2. Januar 2013, 12:52 Uhr

Staatsanwälte ermitteln im Organspende-Skandal

In die Affäre um manipulierte Wartelisten für Transplantationen hat sich die Staatsanwaltschaft eingeschaltet. Im Fokus stehen drei Ärzte der Leipziger Uniklinik. Die Union fordert härtere Gesetze.

Aufgrund der Manipulationsvorwürfe bei Lebertransplantationen am Leipziger Uniklinikum (UKL) prüft die Staatsanwaltschaft einen Straftatverdacht. "Wir haben ein Prüfverfahren eingeleitet, um festzustellen, ob sich aus den mitgeteilten Mängeln und Unregelmäßigkeiten Anhaltspunkte für eine strafrechtliche Relevanz ergeben", sagte Behördensprecher Ricardo Schulz am Mittwoch in Leipzig.
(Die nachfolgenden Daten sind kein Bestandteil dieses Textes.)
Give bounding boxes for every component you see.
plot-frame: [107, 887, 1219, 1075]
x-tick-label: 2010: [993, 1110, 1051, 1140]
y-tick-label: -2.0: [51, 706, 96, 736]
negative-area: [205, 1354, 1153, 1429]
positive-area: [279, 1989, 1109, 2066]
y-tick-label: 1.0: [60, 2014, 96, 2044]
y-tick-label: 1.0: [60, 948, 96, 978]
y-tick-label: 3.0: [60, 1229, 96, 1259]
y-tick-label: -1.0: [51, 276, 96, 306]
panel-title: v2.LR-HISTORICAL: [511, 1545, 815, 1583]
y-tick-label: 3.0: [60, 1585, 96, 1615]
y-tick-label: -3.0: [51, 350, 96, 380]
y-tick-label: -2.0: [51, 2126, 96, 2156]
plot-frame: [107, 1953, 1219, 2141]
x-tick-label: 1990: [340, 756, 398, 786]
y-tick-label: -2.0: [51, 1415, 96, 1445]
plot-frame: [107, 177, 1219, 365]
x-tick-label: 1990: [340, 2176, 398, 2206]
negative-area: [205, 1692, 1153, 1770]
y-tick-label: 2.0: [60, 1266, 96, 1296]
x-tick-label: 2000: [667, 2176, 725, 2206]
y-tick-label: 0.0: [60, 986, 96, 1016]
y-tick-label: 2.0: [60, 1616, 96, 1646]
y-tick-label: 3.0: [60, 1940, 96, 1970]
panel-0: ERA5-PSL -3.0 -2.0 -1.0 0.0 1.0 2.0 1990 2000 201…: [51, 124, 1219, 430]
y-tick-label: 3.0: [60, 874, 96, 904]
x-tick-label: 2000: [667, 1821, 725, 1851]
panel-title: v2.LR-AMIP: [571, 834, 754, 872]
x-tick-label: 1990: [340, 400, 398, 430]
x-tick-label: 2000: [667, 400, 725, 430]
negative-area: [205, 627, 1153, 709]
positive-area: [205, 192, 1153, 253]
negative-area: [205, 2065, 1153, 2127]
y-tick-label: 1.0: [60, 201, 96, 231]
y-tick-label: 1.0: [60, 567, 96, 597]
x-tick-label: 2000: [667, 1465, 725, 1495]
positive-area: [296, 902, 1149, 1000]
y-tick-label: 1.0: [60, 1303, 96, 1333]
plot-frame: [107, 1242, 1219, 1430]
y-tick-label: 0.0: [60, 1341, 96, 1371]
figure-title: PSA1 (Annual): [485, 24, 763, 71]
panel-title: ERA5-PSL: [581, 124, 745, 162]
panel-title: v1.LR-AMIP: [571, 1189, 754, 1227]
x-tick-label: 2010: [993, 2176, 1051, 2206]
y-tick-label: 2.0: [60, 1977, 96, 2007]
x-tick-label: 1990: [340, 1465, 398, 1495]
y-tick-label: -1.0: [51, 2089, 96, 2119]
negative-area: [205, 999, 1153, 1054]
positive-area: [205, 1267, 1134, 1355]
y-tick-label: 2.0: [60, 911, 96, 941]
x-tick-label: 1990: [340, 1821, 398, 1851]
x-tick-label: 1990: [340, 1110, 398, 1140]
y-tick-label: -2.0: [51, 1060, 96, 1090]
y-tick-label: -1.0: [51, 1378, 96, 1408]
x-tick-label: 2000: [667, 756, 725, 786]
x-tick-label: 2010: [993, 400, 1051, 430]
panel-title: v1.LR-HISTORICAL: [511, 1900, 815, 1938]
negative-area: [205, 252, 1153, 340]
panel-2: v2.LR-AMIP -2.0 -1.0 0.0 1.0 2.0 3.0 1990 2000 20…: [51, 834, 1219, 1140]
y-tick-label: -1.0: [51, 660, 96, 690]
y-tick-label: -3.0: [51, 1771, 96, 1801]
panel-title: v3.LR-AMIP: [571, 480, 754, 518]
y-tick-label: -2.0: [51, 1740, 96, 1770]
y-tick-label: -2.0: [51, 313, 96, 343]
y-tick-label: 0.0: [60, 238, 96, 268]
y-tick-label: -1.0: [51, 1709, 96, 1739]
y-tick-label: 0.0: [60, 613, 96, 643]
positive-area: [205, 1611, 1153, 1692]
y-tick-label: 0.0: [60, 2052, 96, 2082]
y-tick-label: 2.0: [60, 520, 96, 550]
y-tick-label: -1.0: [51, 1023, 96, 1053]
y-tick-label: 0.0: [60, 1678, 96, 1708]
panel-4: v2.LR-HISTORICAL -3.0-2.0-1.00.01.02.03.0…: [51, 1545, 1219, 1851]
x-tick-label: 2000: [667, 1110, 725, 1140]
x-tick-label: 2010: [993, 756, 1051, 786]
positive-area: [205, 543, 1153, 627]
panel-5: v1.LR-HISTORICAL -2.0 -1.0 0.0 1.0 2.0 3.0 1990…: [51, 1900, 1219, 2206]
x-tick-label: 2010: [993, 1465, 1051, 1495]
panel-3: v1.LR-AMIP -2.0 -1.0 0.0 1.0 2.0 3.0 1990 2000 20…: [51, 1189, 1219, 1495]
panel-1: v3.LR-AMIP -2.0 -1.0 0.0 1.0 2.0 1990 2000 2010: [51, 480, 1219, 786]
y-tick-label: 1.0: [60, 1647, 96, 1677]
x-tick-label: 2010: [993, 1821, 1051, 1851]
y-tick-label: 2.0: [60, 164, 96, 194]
Man stehe allerdings erst am Anfang der Ermittlungen. Gutachter arbeiten derzeit die umfangreichen Patientenunterlagen und Stellungnahmen durch und werten sie aus. "Das wird sicher noch länger dauern", sagte Oberstaatsanwalt Thomas Steinkraus-Koch.

Die Uniklinik Leipzig hatte mitgeteilt, dass ihre Innenrevision Unregelmäßigkeiten bei Lebertransplantationen festgestellt habe. Patienten sollen Krankheiten zugeschrieben worden sein, die sie nicht hatten, um sie in den Wartelisten für Transplantationen nach oben zu bringen. Ähnliche Mauscheleien waren 2012 auch aus Göttingen bekanntgeworden. Dort ermittelt die Staatsanwaltschaft gegen einen verantwortlichen Mediziner wegen des Verdachts der Bestechlichkeit. Mit den Vorfällen in Leipzig gebe es jedochn bislang keinen Zusammenhang. "Soweit wir bisher wissen, gibt es keine Verbindungen", sagte Oberstaatsanwalt Steinkraus-Koch.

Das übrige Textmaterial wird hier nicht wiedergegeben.